General Tso’s chicken, crisp chunks of deep fried chicken breast dunked in hot and sour sauce is an American Chinese dish. It has as many various names as many recipes for it, most far too complicated. This is just two-stage one: coat and fry the chicken - toss it with the sauce. And making the sauce is easier than buying bottled.

Governor Tso's chicken, General Tao’s chicken, General Mao's chicken, General Tsao's chicken, General Tong's, Tang's, Cho's and Chai's chicken; General Joe's, Ching's, Jong's chicken – these are all variants of names for a dish of deep fried chicken in hot and sweet sauce.
Legendary general Zuo Zongtang would probably be amazed that a chicken dish has been named in his honour.
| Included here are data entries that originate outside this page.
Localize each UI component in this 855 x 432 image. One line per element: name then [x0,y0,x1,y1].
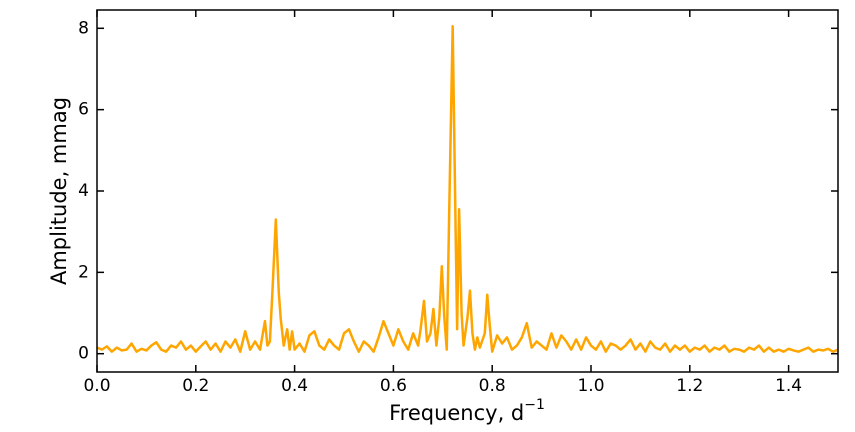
y-axis-label: Amplitude, mmag [47,97,71,285]
x-tick-label: 0.0 [83,376,110,396]
x-tick-label: 1.0 [577,376,604,396]
x-axis-label: Frequency, d−1 [389,397,545,425]
y-tick-label: 0 [78,344,89,364]
x-tick-label: 0.8 [479,376,506,396]
data-line [96,25,839,353]
x-tick-label: 0.2 [182,376,209,396]
y-tick-label: 6 [78,100,89,120]
y-tick-label: 8 [78,18,89,38]
x-axis-label-superscript: −1 [524,397,545,413]
x-tick-label: 0.4 [281,376,308,396]
x-tick-label: 1.2 [676,376,703,396]
y-tick-label: 4 [78,181,89,201]
y-tick-label: 2 [78,262,89,282]
x-tick-label: 1.4 [775,376,802,396]
x-tick-label: 0.6 [380,376,407,396]
x-axis-label-text: Frequency, d [389,401,524,425]
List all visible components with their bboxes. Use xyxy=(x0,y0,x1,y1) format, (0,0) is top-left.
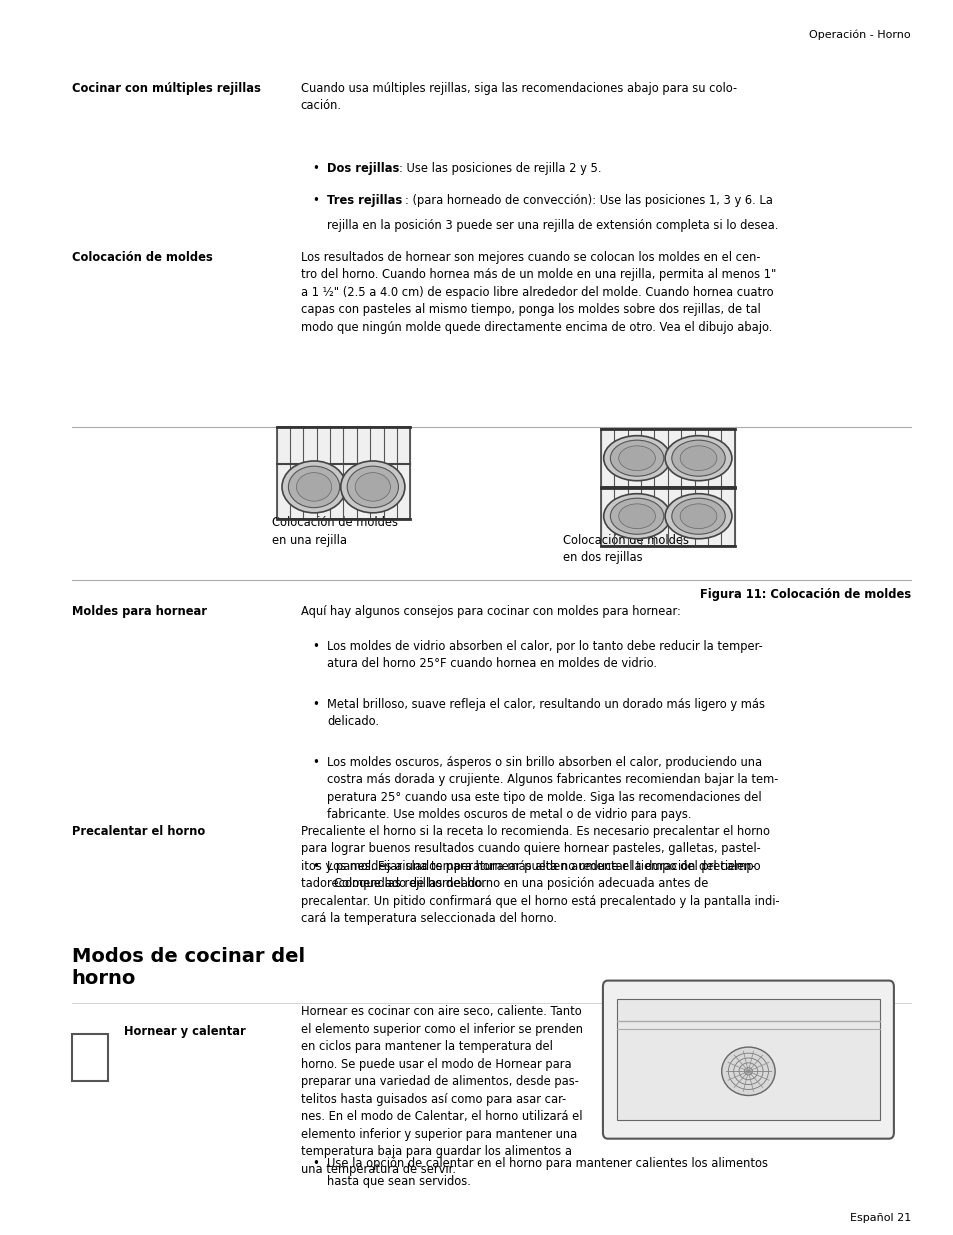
Text: Español 21: Español 21 xyxy=(849,1213,910,1223)
Ellipse shape xyxy=(618,504,655,529)
Text: Los resultados de hornear son mejores cuando se colocan los moldes en el cen-
tr: Los resultados de hornear son mejores cu… xyxy=(300,251,775,333)
Text: Colocación de moldes
en una rejilla: Colocación de moldes en una rejilla xyxy=(272,516,397,547)
Text: Hornear y calentar: Hornear y calentar xyxy=(124,1025,246,1039)
Text: rejilla en la posición 3 puede ser una rejilla de extensión completa si lo desea: rejilla en la posición 3 puede ser una r… xyxy=(327,219,778,232)
Text: Cuando usa múltiples rejillas, siga las recomendaciones abajo para su colo-
caci: Cuando usa múltiples rejillas, siga las … xyxy=(300,82,736,112)
Text: Hornear es cocinar con aire seco, caliente. Tanto
el elemento superior como el i: Hornear es cocinar con aire seco, calien… xyxy=(300,1005,582,1176)
Text: •: • xyxy=(312,640,318,653)
Text: Use la opción de calentar en el horno para mantener calientes los alimentos
hast: Use la opción de calentar en el horno pa… xyxy=(327,1157,767,1188)
Text: Los moldes aislados para hornear pueden aumentar la duración del tiempo
recomend: Los moldes aislados para hornear pueden … xyxy=(327,860,760,890)
Ellipse shape xyxy=(679,446,716,471)
Ellipse shape xyxy=(603,494,670,538)
Text: : Use las posiciones de rejilla 2 y 5.: : Use las posiciones de rejilla 2 y 5. xyxy=(398,162,600,175)
Text: Dos rejillas: Dos rejillas xyxy=(327,162,399,175)
Ellipse shape xyxy=(288,466,339,508)
Text: Tres rejillas: Tres rejillas xyxy=(327,194,402,207)
Text: Cocinar con múltiples rejillas: Cocinar con múltiples rejillas xyxy=(71,82,260,95)
Ellipse shape xyxy=(603,436,670,480)
Ellipse shape xyxy=(664,494,731,538)
Text: Figura 11: Colocación de moldes: Figura 11: Colocación de moldes xyxy=(700,588,910,601)
Text: •: • xyxy=(312,162,318,175)
Ellipse shape xyxy=(610,498,663,535)
Text: •: • xyxy=(312,698,318,711)
Bar xyxy=(276,427,410,519)
Text: : (para horneado de convección): Use las posiciones 1, 3 y 6. La: : (para horneado de convección): Use las… xyxy=(404,194,772,207)
Ellipse shape xyxy=(340,461,404,513)
Text: •: • xyxy=(312,194,318,207)
Text: Metal brilloso, suave refleja el calor, resultando un dorado más ligero y más
de: Metal brilloso, suave refleja el calor, … xyxy=(327,698,764,729)
Text: Los moldes oscuros, ásperos o sin brillo absorben el calor, produciendo una
cost: Los moldes oscuros, ásperos o sin brillo… xyxy=(327,756,778,821)
Ellipse shape xyxy=(610,440,663,477)
Bar xyxy=(600,429,734,488)
Ellipse shape xyxy=(618,446,655,471)
Bar xyxy=(617,999,879,1120)
Text: Modos de cocinar del
horno: Modos de cocinar del horno xyxy=(71,947,304,988)
Text: Colocación de moldes
en dos rejillas: Colocación de moldes en dos rejillas xyxy=(562,534,688,564)
Text: •: • xyxy=(312,1157,318,1171)
Text: Moldes para hornear: Moldes para hornear xyxy=(71,605,207,619)
Text: •: • xyxy=(312,756,318,769)
Text: Los moldes de vidrio absorben el calor, por lo tanto debe reducir la temper-
atu: Los moldes de vidrio absorben el calor, … xyxy=(327,640,762,671)
Ellipse shape xyxy=(282,461,346,513)
Text: •: • xyxy=(312,860,318,873)
Ellipse shape xyxy=(671,440,724,477)
Ellipse shape xyxy=(720,1047,774,1095)
Ellipse shape xyxy=(664,436,731,480)
Ellipse shape xyxy=(347,466,398,508)
Text: Aquí hay algunos consejos para cocinar con moldes para hornear:: Aquí hay algunos consejos para cocinar c… xyxy=(300,605,679,619)
Ellipse shape xyxy=(355,473,390,501)
Ellipse shape xyxy=(296,473,332,501)
Bar xyxy=(71,1034,108,1081)
Text: Colocación de moldes: Colocación de moldes xyxy=(71,251,213,264)
Ellipse shape xyxy=(671,498,724,535)
Ellipse shape xyxy=(679,504,716,529)
FancyBboxPatch shape xyxy=(602,981,893,1139)
Text: Precaliente el horno si la receta lo recomienda. Es necesario precalentar el hor: Precaliente el horno si la receta lo rec… xyxy=(300,825,779,925)
Text: Precalentar el horno: Precalentar el horno xyxy=(71,825,205,839)
Bar xyxy=(600,487,734,546)
Text: Operación - Horno: Operación - Horno xyxy=(808,30,910,41)
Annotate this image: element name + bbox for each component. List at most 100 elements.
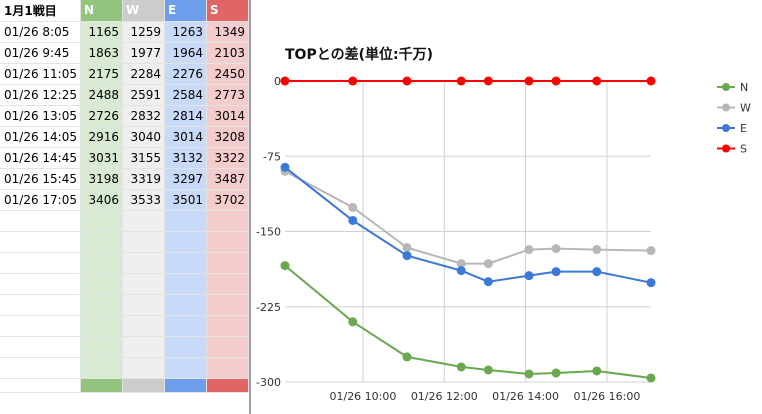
empty-cell[interactable] bbox=[80, 231, 123, 253]
data-point-e[interactable] bbox=[483, 277, 493, 287]
empty-cell[interactable] bbox=[164, 231, 207, 253]
empty-cell[interactable] bbox=[80, 273, 123, 295]
time-cell[interactable]: 01/26 9:45 bbox=[0, 42, 81, 64]
value-cell-s[interactable]: 1349 bbox=[206, 21, 249, 43]
data-point-n[interactable] bbox=[348, 317, 358, 327]
empty-cell[interactable] bbox=[0, 252, 81, 274]
data-point-n[interactable] bbox=[456, 362, 466, 372]
value-cell-w[interactable]: 2284 bbox=[122, 63, 165, 85]
value-cell-n[interactable]: 2175 bbox=[80, 63, 123, 85]
value-cell-n[interactable]: 1165 bbox=[80, 21, 123, 43]
data-point-n[interactable] bbox=[524, 369, 534, 379]
data-point-s[interactable] bbox=[483, 76, 493, 86]
sheet-header-s[interactable]: S bbox=[206, 0, 249, 22]
value-cell-s[interactable]: 3487 bbox=[206, 168, 249, 190]
empty-cell[interactable] bbox=[80, 315, 123, 337]
value-cell-e[interactable]: 3501 bbox=[164, 189, 207, 211]
empty-cell[interactable] bbox=[206, 336, 249, 358]
sheet-header-n[interactable]: N bbox=[80, 0, 123, 22]
time-cell[interactable]: 01/26 8:05 bbox=[0, 21, 81, 43]
time-cell[interactable]: 01/26 14:05 bbox=[0, 126, 81, 148]
data-point-s[interactable] bbox=[280, 76, 290, 86]
empty-cell[interactable] bbox=[164, 252, 207, 274]
value-cell-e[interactable]: 2814 bbox=[164, 105, 207, 127]
empty-cell[interactable] bbox=[164, 210, 207, 232]
empty-cell[interactable] bbox=[206, 294, 249, 316]
value-cell-e[interactable]: 1964 bbox=[164, 42, 207, 64]
data-point-e[interactable] bbox=[646, 278, 656, 288]
data-point-s[interactable] bbox=[348, 76, 358, 86]
data-point-e[interactable] bbox=[456, 266, 466, 276]
data-point-w[interactable] bbox=[646, 246, 656, 256]
empty-cell[interactable] bbox=[122, 252, 165, 274]
value-cell-w[interactable]: 2591 bbox=[122, 84, 165, 106]
empty-cell[interactable] bbox=[122, 357, 165, 379]
data-point-e[interactable] bbox=[402, 251, 412, 261]
data-point-n[interactable] bbox=[551, 368, 561, 378]
empty-cell[interactable] bbox=[0, 273, 81, 295]
value-cell-w[interactable]: 1259 bbox=[122, 21, 165, 43]
value-cell-s[interactable]: 2450 bbox=[206, 63, 249, 85]
value-cell-w[interactable]: 1977 bbox=[122, 42, 165, 64]
data-point-w[interactable] bbox=[592, 245, 602, 255]
time-cell[interactable]: 01/26 11:05 bbox=[0, 63, 81, 85]
data-point-n[interactable] bbox=[592, 366, 602, 376]
sheet-header-w[interactable]: W bbox=[122, 0, 165, 22]
data-point-w[interactable] bbox=[483, 259, 493, 269]
empty-cell[interactable] bbox=[0, 357, 81, 379]
time-cell[interactable]: 01/26 17:05 bbox=[0, 189, 81, 211]
empty-cell[interactable] bbox=[164, 336, 207, 358]
empty-cell[interactable] bbox=[80, 252, 123, 274]
empty-cell[interactable] bbox=[206, 231, 249, 253]
data-point-s[interactable] bbox=[592, 76, 602, 86]
sheet-header-title[interactable]: 1月1戦目 bbox=[0, 0, 81, 22]
empty-cell[interactable] bbox=[0, 315, 81, 337]
empty-cell[interactable] bbox=[0, 294, 81, 316]
data-point-s[interactable] bbox=[524, 76, 534, 86]
value-cell-w[interactable]: 3319 bbox=[122, 168, 165, 190]
data-point-w[interactable] bbox=[551, 244, 561, 254]
data-point-w[interactable] bbox=[402, 243, 412, 253]
value-cell-w[interactable]: 3040 bbox=[122, 126, 165, 148]
value-cell-s[interactable]: 3322 bbox=[206, 147, 249, 169]
time-cell[interactable]: 01/26 14:45 bbox=[0, 147, 81, 169]
empty-cell[interactable] bbox=[80, 294, 123, 316]
empty-cell[interactable] bbox=[80, 357, 123, 379]
value-cell-e[interactable]: 2584 bbox=[164, 84, 207, 106]
value-cell-e[interactable]: 3297 bbox=[164, 168, 207, 190]
empty-cell[interactable] bbox=[206, 252, 249, 274]
value-cell-n[interactable]: 3198 bbox=[80, 168, 123, 190]
empty-cell[interactable] bbox=[122, 336, 165, 358]
data-point-e[interactable] bbox=[280, 162, 290, 172]
data-point-s[interactable] bbox=[456, 76, 466, 86]
value-cell-e[interactable]: 1263 bbox=[164, 21, 207, 43]
value-cell-s[interactable]: 3702 bbox=[206, 189, 249, 211]
empty-cell[interactable] bbox=[0, 336, 81, 358]
value-cell-n[interactable]: 2488 bbox=[80, 84, 123, 106]
data-point-e[interactable] bbox=[551, 267, 561, 277]
data-point-s[interactable] bbox=[402, 76, 412, 86]
time-cell[interactable]: 01/26 15:45 bbox=[0, 168, 81, 190]
value-cell-s[interactable]: 2103 bbox=[206, 42, 249, 64]
value-cell-n[interactable]: 2916 bbox=[80, 126, 123, 148]
empty-cell[interactable] bbox=[122, 273, 165, 295]
value-cell-w[interactable]: 3533 bbox=[122, 189, 165, 211]
value-cell-w[interactable]: 2832 bbox=[122, 105, 165, 127]
data-point-n[interactable] bbox=[646, 373, 656, 383]
data-point-s[interactable] bbox=[646, 76, 656, 86]
value-cell-w[interactable]: 3155 bbox=[122, 147, 165, 169]
value-cell-n[interactable]: 1863 bbox=[80, 42, 123, 64]
value-cell-e[interactable]: 2276 bbox=[164, 63, 207, 85]
data-point-w[interactable] bbox=[524, 245, 534, 255]
empty-cell[interactable] bbox=[0, 231, 81, 253]
empty-cell[interactable] bbox=[80, 336, 123, 358]
empty-cell[interactable] bbox=[122, 210, 165, 232]
data-point-e[interactable] bbox=[348, 215, 358, 225]
value-cell-s[interactable]: 3208 bbox=[206, 126, 249, 148]
data-point-e[interactable] bbox=[592, 267, 602, 277]
time-cell[interactable]: 01/26 12:25 bbox=[0, 84, 81, 106]
value-cell-n[interactable]: 3031 bbox=[80, 147, 123, 169]
time-cell[interactable]: 01/26 13:05 bbox=[0, 105, 81, 127]
empty-cell[interactable] bbox=[164, 357, 207, 379]
sheet-header-e[interactable]: E bbox=[164, 0, 207, 22]
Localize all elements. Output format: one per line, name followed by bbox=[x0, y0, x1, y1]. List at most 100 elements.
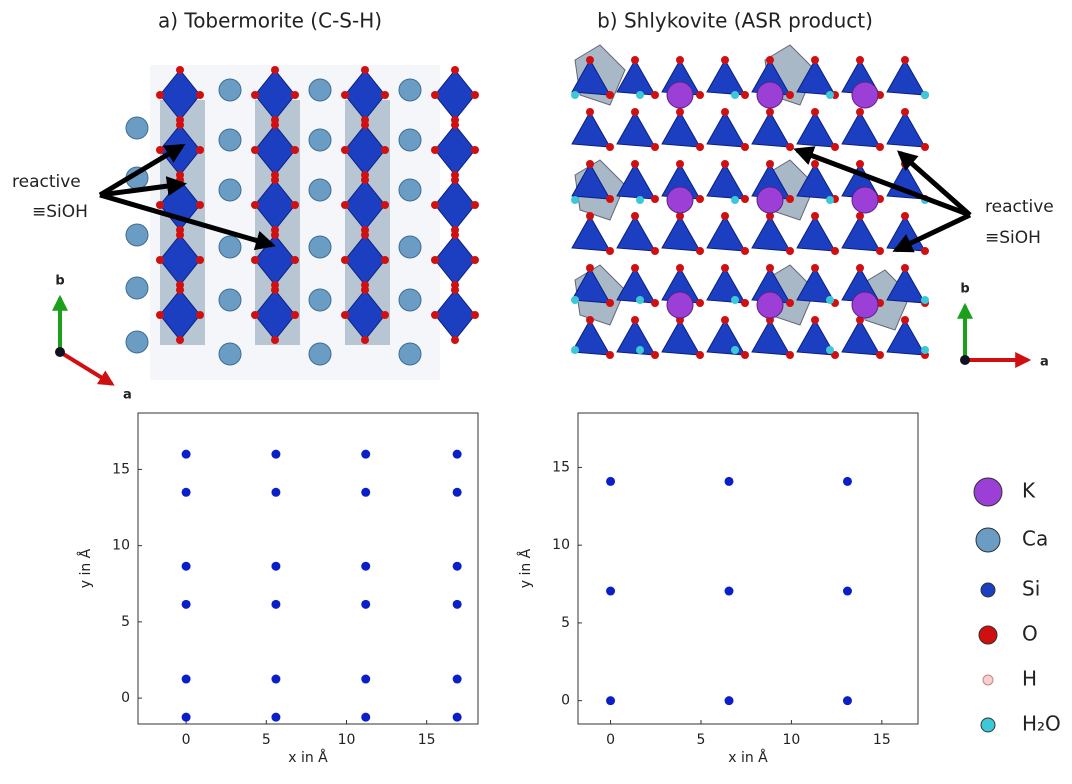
o-atom bbox=[341, 311, 349, 319]
o-atom bbox=[721, 212, 729, 220]
axis-label: a bbox=[123, 388, 132, 403]
data-point bbox=[606, 477, 615, 486]
ca-atom bbox=[399, 79, 421, 101]
o-atom bbox=[381, 256, 389, 264]
o-atom bbox=[451, 176, 459, 184]
o-atom bbox=[721, 264, 729, 272]
ca-atom bbox=[219, 343, 241, 365]
o-atom bbox=[361, 336, 369, 344]
o-atom bbox=[271, 66, 279, 74]
si-tetrahedron bbox=[752, 112, 790, 147]
k-atom bbox=[667, 82, 693, 108]
o-atom bbox=[856, 56, 864, 64]
si-tetrahedron bbox=[797, 216, 835, 251]
o-atom bbox=[606, 91, 614, 99]
axis-label: a bbox=[1040, 355, 1049, 370]
ca-atom bbox=[309, 289, 331, 311]
si-tetrahedron bbox=[435, 70, 475, 120]
y-tick-label: 5 bbox=[121, 614, 130, 630]
annotation: reactive bbox=[12, 172, 81, 192]
o-atom bbox=[431, 311, 439, 319]
si-tetrahedron bbox=[842, 320, 880, 355]
axis-label: b bbox=[960, 282, 969, 297]
si-tetrahedron bbox=[572, 112, 610, 147]
ca-atom bbox=[219, 179, 241, 201]
si-tetrahedron bbox=[617, 60, 655, 95]
o-atom bbox=[606, 195, 614, 203]
o-atom bbox=[651, 247, 659, 255]
o-atom bbox=[721, 160, 729, 168]
o-atom bbox=[156, 91, 164, 99]
o-atom bbox=[631, 56, 639, 64]
data-point bbox=[182, 450, 191, 459]
o-atom bbox=[831, 143, 839, 151]
x-tick-label: 5 bbox=[262, 732, 271, 748]
data-point bbox=[271, 713, 280, 722]
o-atom bbox=[381, 146, 389, 154]
o-atom bbox=[381, 201, 389, 209]
data-point bbox=[271, 675, 280, 684]
legend-label: H bbox=[1022, 667, 1037, 691]
data-point bbox=[361, 713, 370, 722]
ca-atom bbox=[126, 224, 148, 246]
o-atom bbox=[586, 264, 594, 272]
o-atom bbox=[721, 108, 729, 116]
o-atom bbox=[741, 91, 749, 99]
axis-arrow bbox=[60, 352, 112, 384]
data-point bbox=[725, 587, 734, 596]
o-atom bbox=[341, 91, 349, 99]
o-atom bbox=[741, 195, 749, 203]
o-atom bbox=[921, 247, 929, 255]
h2o bbox=[921, 91, 929, 99]
k-atom bbox=[757, 82, 783, 108]
si-tetrahedron bbox=[887, 112, 925, 147]
legend-label: Si bbox=[1022, 577, 1040, 601]
o-atom bbox=[606, 351, 614, 359]
ca-atom bbox=[309, 179, 331, 201]
si-tetrahedron bbox=[707, 164, 745, 199]
y-tick-label: 0 bbox=[121, 690, 130, 706]
o-atom bbox=[361, 121, 369, 129]
k-atom bbox=[667, 187, 693, 213]
h2o bbox=[571, 196, 579, 204]
si-tetrahedron bbox=[707, 60, 745, 95]
o-atom bbox=[876, 143, 884, 151]
si-tetrahedron bbox=[435, 235, 475, 285]
x-tick-label: 15 bbox=[873, 732, 891, 748]
data-point bbox=[271, 600, 280, 609]
o-atom bbox=[876, 351, 884, 359]
o-atom bbox=[721, 56, 729, 64]
data-point bbox=[725, 477, 734, 486]
data-point bbox=[182, 488, 191, 497]
panel-title: b) Shlykovite (ASR product) bbox=[597, 9, 873, 33]
o-atom bbox=[696, 91, 704, 99]
h2o bbox=[636, 346, 644, 354]
h2o bbox=[826, 91, 834, 99]
annotation: ≡SiOH bbox=[32, 202, 88, 222]
si-tetrahedron bbox=[662, 320, 700, 355]
ca-atom bbox=[219, 129, 241, 151]
o-atom bbox=[431, 91, 439, 99]
ca-atom bbox=[126, 117, 148, 139]
si-tetrahedron bbox=[572, 216, 610, 251]
data-point bbox=[182, 713, 191, 722]
h2o bbox=[731, 91, 739, 99]
si-tetrahedron bbox=[617, 112, 655, 147]
x-tick-label: 5 bbox=[697, 732, 706, 748]
si-tetrahedron bbox=[662, 112, 700, 147]
o-atom bbox=[271, 176, 279, 184]
data-point bbox=[453, 713, 462, 722]
data-point bbox=[182, 562, 191, 571]
ca-atom bbox=[399, 129, 421, 151]
o-atom bbox=[471, 146, 479, 154]
o-atom bbox=[156, 311, 164, 319]
data-point bbox=[361, 562, 370, 571]
x-tick-label: 0 bbox=[606, 732, 615, 748]
o-atom bbox=[651, 91, 659, 99]
ca-atom bbox=[399, 179, 421, 201]
y-tick-label: 5 bbox=[561, 615, 570, 631]
o-atom bbox=[586, 108, 594, 116]
si-tetrahedron bbox=[707, 320, 745, 355]
o-atom bbox=[741, 299, 749, 307]
h2o bbox=[731, 296, 739, 304]
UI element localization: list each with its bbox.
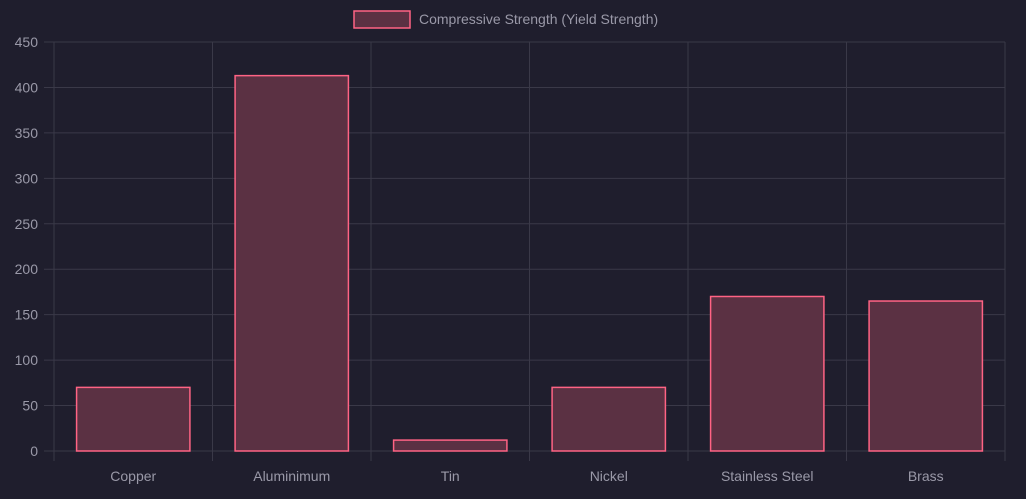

He was a 19th century warrior, so I bet not so fussed about what he ate. Nor would he be familiar with this particular tomatoey, sweet and hot chicken dish as it is another western impostor.
Chicken balti, deep pan pizza, chicken parmigiana, hamburgers, chilli con carne, fortune cookies and chop suey are all counterfeits invented in Britain or America, pretending to be authentic ethnic dishes. They may well have been designed and cooked by ethnically correct immigrants but they still are immigrant’s songs.
Many scorn those dishes, but I don’t think there’s much wrong. Say, if I’d lived a hundred years earlier and came to the UK with my mind set on opening a Polish takeaway (no, there’s no such thing thank God), I probably wouldn’t start off with duck blood soup or jellied pig’s head but gently, non-controversially with pierogis and bigos, cooking to please the local palates and from available produce.
As many names, as many recipe variants for the good general’s chicken abound. The crudest version I’ve seen involves dunking fried chicken in ketchup. In the more sophisticated ones there is a controversy whether to use egg yolk or egg white to help crust the chicken: I’ve tried both and can vouch for egg yolk. I didn’t use sugar at all but many recipes recommend adding it to the sauce; I thought the thing was calorific enough as it was. I’ve drawn mostly from NY Times Cooking’s Fuchsia Dunlop’s recipe but swapped chicken thighs for breast fillet and tweaked the seasoning.